Saturday, August 15, 2015

Heirloom Produce

From my Petaluma Post column, August 2015:

Rhubarb, figs, quince.  If you are like me these fruits make me think of my grandmother.  She had
Rhubarb, black berry and apple mini pies for dessert at a wedding.
rows of canned fruit and preserves lining the back of her garage.  As I grew up I saw less and less of them in the market, but local farmers are bringing more and more of these back to farmers market and restaurants.  Back yard gleaning has become a popular group activity splitting up backyard crops to make jams and jellies.

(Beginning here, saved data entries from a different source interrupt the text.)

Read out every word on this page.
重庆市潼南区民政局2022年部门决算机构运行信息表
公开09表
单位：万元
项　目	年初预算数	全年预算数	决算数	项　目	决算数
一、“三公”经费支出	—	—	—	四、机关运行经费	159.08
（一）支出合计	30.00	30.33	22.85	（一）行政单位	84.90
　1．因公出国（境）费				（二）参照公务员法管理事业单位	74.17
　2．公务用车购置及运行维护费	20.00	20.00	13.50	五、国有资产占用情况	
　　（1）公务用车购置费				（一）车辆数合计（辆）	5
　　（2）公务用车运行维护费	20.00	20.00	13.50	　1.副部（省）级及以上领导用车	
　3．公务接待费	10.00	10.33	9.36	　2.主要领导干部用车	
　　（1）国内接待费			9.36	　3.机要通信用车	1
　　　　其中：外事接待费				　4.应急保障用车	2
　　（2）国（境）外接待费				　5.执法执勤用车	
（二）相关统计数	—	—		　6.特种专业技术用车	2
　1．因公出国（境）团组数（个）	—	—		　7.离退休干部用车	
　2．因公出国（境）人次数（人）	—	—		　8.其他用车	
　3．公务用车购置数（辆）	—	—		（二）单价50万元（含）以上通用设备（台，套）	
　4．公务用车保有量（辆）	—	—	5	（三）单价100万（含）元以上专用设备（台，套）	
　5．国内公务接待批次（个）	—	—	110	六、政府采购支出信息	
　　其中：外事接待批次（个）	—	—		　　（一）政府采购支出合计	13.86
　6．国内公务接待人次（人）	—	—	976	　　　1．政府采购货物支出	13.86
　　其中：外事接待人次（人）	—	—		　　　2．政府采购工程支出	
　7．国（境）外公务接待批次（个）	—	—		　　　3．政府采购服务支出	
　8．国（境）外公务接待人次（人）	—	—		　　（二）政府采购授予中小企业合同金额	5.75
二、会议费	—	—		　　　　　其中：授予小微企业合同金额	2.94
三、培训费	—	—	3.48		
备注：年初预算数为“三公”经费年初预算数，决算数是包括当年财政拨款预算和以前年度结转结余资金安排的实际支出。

I remember my mother-in-law not being able to give away rhubarb, and like zucchini it was left on neighbors porches in the dead of night.  But the bright red stalks now call me, there is so much you can do with them if you simply look to the past from some ideas.  We have been making lots of mini pies for weddings and events, and I can say that warm strawberry rhubarb pie is my current favorite (until Gravenstein apples are available).
The recipe is a little bit tricky; you have to judge the freshness of the fruit.  If the rhubarb is under ripe add a bit more sugar and a bit less flour and vice versa to balance the sugar and starch content.

Strawberry Rhubarb Pie
9” deep pie crust (homemade or store bought)
3 cups chopped strawberries
3 cups chopped rhubarb
¾ to 1 cup sugar
2 Tbl flour
Zest of 1 lemon
Toss together and place in the pie shell.

Streusel Topping
4 oz butter
1 cup flour
½ cup sugar
Blend all in a food processor or with a pastry blender until crumbly, then top the pie.  Bake at 325 degrees for 1 to 1½ hours.  I recommend placing foil or a cookie sheet to catch the drips.

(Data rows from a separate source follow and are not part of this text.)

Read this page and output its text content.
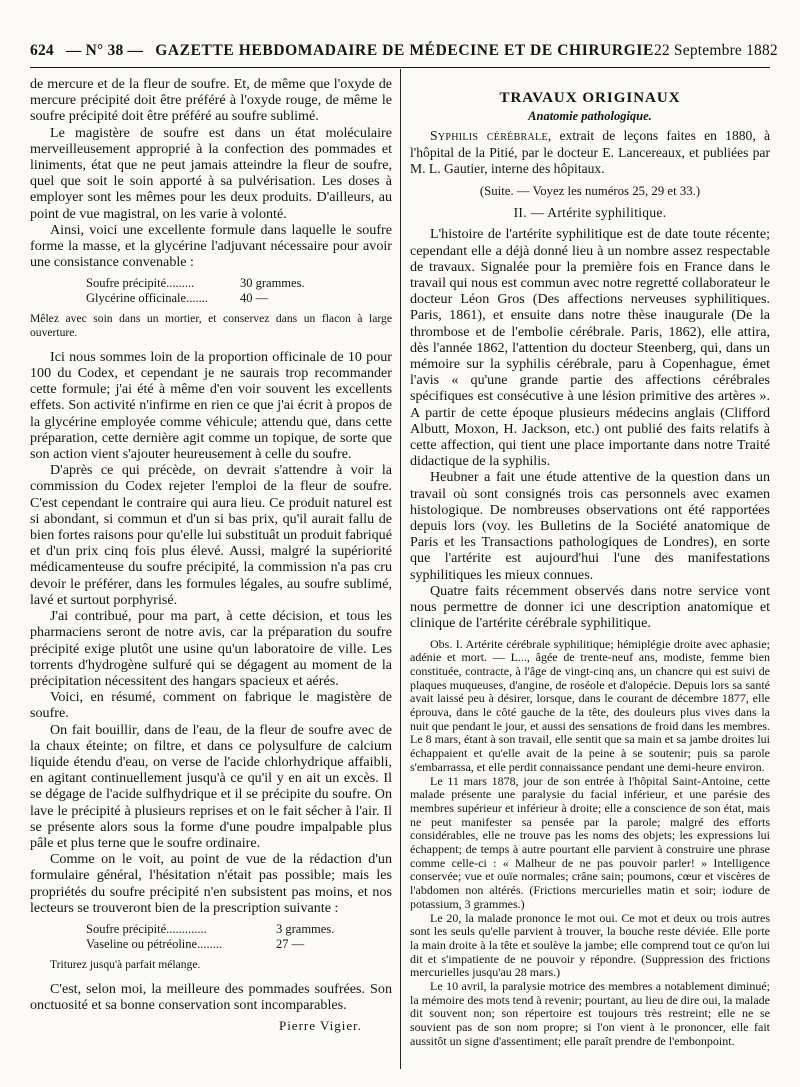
624 — N° 38 — GAZETTE HEBDOMADAIRE DE MÉDECINE ET DE CHIRURGIE 22 Septembre 1882

de mercure et de la fleur de soufre. Et, de même que l'oxyde de mercure précipité doit être préféré à l'oxyde rouge, de même le soufre précipité doit être préféré au soufre sublimé.

Le magistère de soufre est dans un état moléculaire merveilleusement approprié à la confection des pommades et liniments, état que ne peut jamais atteindre la fleur de soufre, quel que soit le soin apporté à sa pulvérisation. Les doses à employer sont les mêmes pour les deux produits. D'ailleurs, au point de vue magistral, on les varie à volonté.

Ainsi, voici une excellente formule dans laquelle le soufre forme la masse, et la glycérine l'adjuvant nécessaire pour avoir une consistance convenable :

Soufre précipité.........	30 grammes.
Glycérine officinale.......	40 —

Mêlez avec soin dans un mortier, et conservez dans un flacon à large ouverture.

Ici nous sommes loin de la proportion officinale de 10 pour 100 du Codex, et cependant je ne saurais trop recommander cette formule; j'ai été à même d'en voir souvent les excellents effets. Son activité n'infirme en rien ce que j'ai écrit à propos de la glycérine employée comme véhicule; attendu que, dans cette préparation, cette dernière agit comme un topique, de sorte que son action vient s'ajouter heureusement à celle du soufre.

D'après ce qui précède, on devrait s'attendre à voir la commission du Codex rejeter l'emploi de la fleur de soufre. C'est cependant le contraire qui aura lieu. Ce produit naturel est si abondant, si commun et d'un si bas prix, qu'il aurait fallu de bien fortes raisons pour qu'elle lui substituât un produit fabriqué et d'un prix cinq fois plus élevé. Aussi, malgré la supériorité médicamenteuse du soufre précipité, la commission n'a pas cru devoir le préférer, dans les formules légales, au soufre sublimé, lavé et surtout porphyrisé.

J'ai contribué, pour ma part, à cette décision, et tous les pharmaciens seront de notre avis, car la préparation du soufre précipité exige plutôt une usine qu'un laboratoire de ville. Les torrents d'hydrogène sulfuré qui se dégagent au moment de la précipitation nécessitent des hangars spacieux et aérés.

Voici, en résumé, comment on fabrique le magistère de soufre.

On fait bouillir, dans de l'eau, de la fleur de soufre avec de la chaux éteinte; on filtre, et dans ce polysulfure de calcium liquide étendu d'eau, on verse de l'acide chlorhydrique affaibli, en agitant continuellement jusqu'à ce qu'il y en ait un excès. Il se dégage de l'acide sulfhydrique et il se précipite du soufre. On lave le précipité à plusieurs reprises et on le fait sécher à l'air. Il se présente alors sous la forme d'une poudre impalpable plus pâle et plus terne que le soufre ordinaire.

Comme on le voit, au point de vue de la rédaction d'un formulaire général, l'hésitation n'était pas possible; mais les propriétés du soufre précipité n'en subsistent pas moins, et nos lecteurs se trouveront bien de la prescription suivante :

Soufre précipité.............	3 grammes.
Vaseline ou pétréoline........	27 —

Triturez jusqu'à parfait mélange.

C'est, selon moi, la meilleure des pommades soufrées. Son onctuosité et sa bonne conservation sont incomparables.

Pierre Vigier.

TRAVAUX ORIGINAUX
Anatomie pathologique.

Syphilis cérébrale, extrait de leçons faites en 1880, à l'hôpital de la Pitié, par le docteur E. Lancereaux, et publiées par M. L. Gautier, interne des hôpitaux.

(Suite. — Voyez les numéros 25, 29 et 33.)
II. — Artérite syphilitique.

L'histoire de l'artérite syphilitique est de date toute récente; cependant elle a déjà donné lieu à un nombre assez respectable de travaux. Signalée pour la première fois en France dans le travail qui nous est commun avec notre regretté collaborateur le docteur Léon Gros (Des affections nerveuses syphilitiques. Paris, 1861), et ensuite dans notre thèse inaugurale (De la thrombose et de l'embolie cérébrale. Paris, 1862), elle attira, dès l'année 1862, l'attention du docteur Steenberg, qui, dans un mémoire sur la syphilis cérébrale, paru à Copenhague, émet l'avis « qu'une grande partie des affections cérébrales spécifiques est consécutive à une lésion primitive des artères ». A partir de cette époque plusieurs médecins anglais (Clifford Albutt, Moxon, H. Jackson, etc.) ont publié des faits relatifs à cette affection, qui tient une place importante dans notre Traité didactique de la syphilis.

Heubner a fait une étude attentive de la question dans un travail où sont consignés trois cas personnels avec examen histologique. De nombreuses observations ont été rapportées depuis lors (voy. les Bulletins de la Société anatomique de Paris et les Transactions pathologiques de Londres), en sorte que l'artérite est aujourd'hui l'une des manifestations syphilitiques les mieux connues.

Quatre faits récemment observés dans notre service vont nous permettre de donner ici une description anatomique et clinique de l'artérite cérébrale syphilitique.

Obs. I. Artérite cérébrale syphilitique; hémiplégie droite avec aphasie; adénie et mort. — L..., âgée de trente-neuf ans, modiste, femme bien constituée, contracte, à l'âge de vingt-cinq ans, un chancre qui est suivi de plaques muqueuses, d'angine, de roséole et d'alopécie. Depuis lors sa santé avait laissé peu à désirer, lorsque, dans le courant de décembre 1877, elle éprouva, dans le côté gauche de la tête, des douleurs plus vives dans la nuit que pendant le jour, et aussi des sensations de froid dans les membres. Le 8 mars, étant à son travail, elle sentit que sa main et sa jambe droites lui échappaient et qu'elle avait de la peine à se soutenir; puis sa parole s'embarrassa, et elle perdit connaissance pendant une demi-heure environ.

Le 11 mars 1878, jour de son entrée à l'hôpital Saint-Antoine, cette malade présente une paralysie du facial inférieur, et une parésie des membres supérieur et inférieur à droite; elle a conscience de son état, mais ne peut manifester sa pensée par la parole; malgré des efforts considérables, elle ne trouve pas les noms des objets; les expressions lui échappent; de temps à autre pourtant elle parvient à construire une phrase comme celle-ci : « Malheur de ne pas pouvoir parler! » Intelligence conservée; vue et ouïe normales; crâne sain; poumons, cœur et viscères de l'abdomen non altérés. (Frictions mercurielles matin et soir; iodure de potassium, 3 grammes.)

Le 20, la malade prononce le mot oui. Ce mot et deux ou trois autres sont les seuls qu'elle parvient à trouver, la bouche reste déviée. Elle porte la main droite à la tête et soulève la jambe; elle comprend tout ce qu'on lui dit et s'impatiente de ne pouvoir y répondre. (Suppression des frictions mercurielles jusqu'au 28 mars.)

Le 10 avril, la paralysie motrice des membres a notablement diminué; la mémoire des mots tend à revenir; pourtant, au lieu de dire oui, la malade dit souvent non; son répertoire est toujours très restreint; elle ne se souvient pas de son nom propre; si l'on vient à le prononcer, elle fait aussitôt un signe d'assentiment; elle paraît prendre de l'embonpoint.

Figs figs figs!  We all know when figs come in it is a windfall, so what can you do with them?  We don’t do a lot of canning at the catering company but luckily we have a huge freezer.  Our fig honey is a great pairing with cheeses and we make loads of it then freeze it.

Fig Honey
3 lbs figs, stemmed and quartered
1 cup sugar
1 cup honey
1 lemon zest and juice
½ cup water
Place all in a heavy bottom pot on the stove, bring to a boil and simmer for 45 minutes.  If you choose you can puree for a smoother style.  Allow to cool.  It will hold in the refrigerator for 2 to 3 weeks or it freezes well.

We know figs and we know rhubarb, but what exactly is a quince you ask.  It is a member of the apple/pear family. When ripe it is shaped similar to a pear and bright yellow in color.  The texture is quite hard and the flavor is sour; definitely not one to pick and eat!

It is valued for its high level of pectin and is often used as an addition in jelly and jam instead of traditional pectin.  Membrillo is a quince paste that is often served with cheeses in Italy.  With its pectin level it is harder than actual paste, but I love it.  The sweet tart combination is a star with a very rich cheese like gorgonzola.

Quince Paste
4 lbs quince, washed, peeled cored and chopped
1 vanilla bean, split
1 lemon zested
3 Tbl lemon juice
4 cups sugar

Place the quince, vanilla bean and lemon zest in a heavy bottom pot, and cover with 4 to 6 quarts of water.  Bring it to a boil, then reduce the heat and simmer until fork tender, about 30 to 45 minutes.  Strain the water and remove vanilla bean.  Next puree the quince pulp, and measure it; you will need a cup of sugar for each cup or puree (3 cups pulp, 3 cups sugar).  Return to stove and add lemon juice and simmer approximately 1 to 1½ hours until very thick.

You can use it as a jam at this time, or you can nine an 8x8 baking pan with parchment paper, grease lightly, pour in the puree, and place in a low oven (125 degrees) for half an hours until firm; remove from pan and cut in to bars, slice when ready to serve.  A thin slice on a good cheese just can’t be beat, and the firm texture can make it a lot neater to serve than jam.

It is great to see heirloom produce taking the front seat in modern cuisine. Enjoy!